We are a group of Vietnam veterans wishing to reconnect with those we served with and to give a forum to everyone
who served in the HHB 108th Artillery Group from 1967 until 1971.
Here are our proposed by-laws to be voted upon
at the next business meeting scheduled to be held in St. Louis on Sunday October 7, 2012.
BY-LAWS OF 108TH ARTILLERY GROUP VETERANS ASSOCIATION
ARTICLE I - NAME AND PURPOSE
1 - Name
The name of the Association shall be 108th Artillery Group Veterans Association, hereafter referred to as the Association.
2 - Purposes
1. To promote good will and harmony among those Veterans who had faithfully and courageously served their country
during the time of the Vietnam Conflict.
2. To honor and preserve the memory of the Group and all members who had served
in it by promoting free communication and encouraging exchange of information among its members.
To locate all Veterans who had served in the Group during the Vietnam Conflict.
4. To promote the
recognition of the extraordinary military presence of the 108th Artillery Group and its personnel during the Vietnam Conflict.
To conduct periodic reunions of the Group.
ARTICLE II - MEMBERSHIP
The Association shall consist of any veteran assigned or attached to the 108th Artillery Group during the Vietnam Era. The
Board of Directors shall have the power to fix, establish, or revise the qualification of membership, membership dues or assessments
or other charges which shall be due from members.

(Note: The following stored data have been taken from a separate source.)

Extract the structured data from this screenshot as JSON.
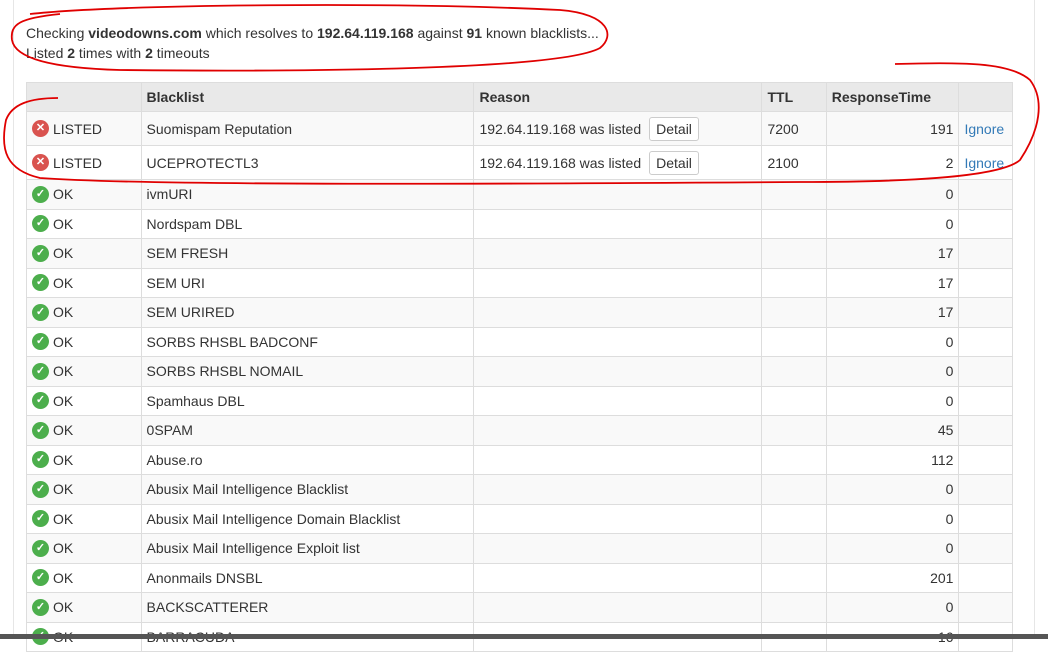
{
  "summary": {
    "line1_prefix": "Checking ",
    "domain": "videodowns.com",
    "line1_mid": " which resolves to ",
    "ip": "192.64.119.168",
    "line1_mid2": " against ",
    "count": "91",
    "line1_suffix": " known blacklists...",
    "line2_prefix": "Listed ",
    "listed": "2",
    "line2_mid": " times with ",
    "timeouts": "2",
    "line2_suffix": " timeouts"
  },
  "table": {
    "headers": [
      "",
      "Blacklist",
      "Reason",
      "TTL",
      "ResponseTime",
      ""
    ],
    "listed_rows": [
      {
        "status": "LISTED",
        "blacklist": "Suomispam Reputation",
        "reason": "192.64.119.168 was listed",
        "detail": "Detail",
        "ttl": "7200",
        "response": "191",
        "ignore": "Ignore"
      },
      {
        "status": "LISTED",
        "blacklist": "UCEPROTECTL3",
        "reason": "192.64.119.168 was listed",
        "detail": "Detail",
        "ttl": "2100",
        "response": "2",
        "ignore": "Ignore"
      }
    ],
    "ok_rows": [
      {
        "status": "OK",
        "blacklist": "ivmURI",
        "response": "0"
      },
      {
        "status": "OK",
        "blacklist": "Nordspam DBL",
        "response": "0"
      },
      {
        "status": "OK",
        "blacklist": "SEM FRESH",
        "response": "17"
      },
      {
        "status": "OK",
        "blacklist": "SEM URI",
        "response": "17"
      },
      {
        "status": "OK",
        "blacklist": "SEM URIRED",
        "response": "17"
      },
      {
        "status": "OK",
        "blacklist": "SORBS RHSBL BADCONF",
        "response": "0"
      },
      {
        "status": "OK",
        "blacklist": "SORBS RHSBL NOMAIL",
        "response": "0"
      },
      {
        "status": "OK",
        "blacklist": "Spamhaus DBL",
        "response": "0"
      },
      {
        "status": "OK",
        "blacklist": "0SPAM",
        "response": "45"
      },
      {
        "status": "OK",
        "blacklist": "Abuse.ro",
        "response": "112"
      },
      {
        "status": "OK",
        "blacklist": "Abusix Mail Intelligence Blacklist",
        "response": "0"
      },
      {
        "status": "OK",
        "blacklist": "Abusix Mail Intelligence Domain Blacklist",
        "response": "0"
      },
      {
        "status": "OK",
        "blacklist": "Abusix Mail Intelligence Exploit list",
        "response": "0"
      },
      {
        "status": "OK",
        "blacklist": "Anonmails DNSBL",
        "response": "201"
      },
      {
        "status": "OK",
        "blacklist": "BACKSCATTERER",
        "response": "0"
      },
      {
        "status": "OK",
        "blacklist": "BARRACUDA",
        "response": "16"
      }
    ]
  },
  "icons": {
    "ok": "check-circle-icon",
    "listed": "x-circle-icon"
  },
  "colors": {
    "ok": "#4cae4c",
    "listed": "#d9534f",
    "link": "#337ab7",
    "annotation": "#e00000"
  }
}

Section 1 - Full Membership
membership shall be open to any member of the Group as described above. Members may be required to pay annual dues in an amount
determined by the Board of Directors. Membership rights, including the right to vote shall be suspended if dues are not paid
within 30 days after their due date. Full membership rights will be reinstated upon receipt of said dues.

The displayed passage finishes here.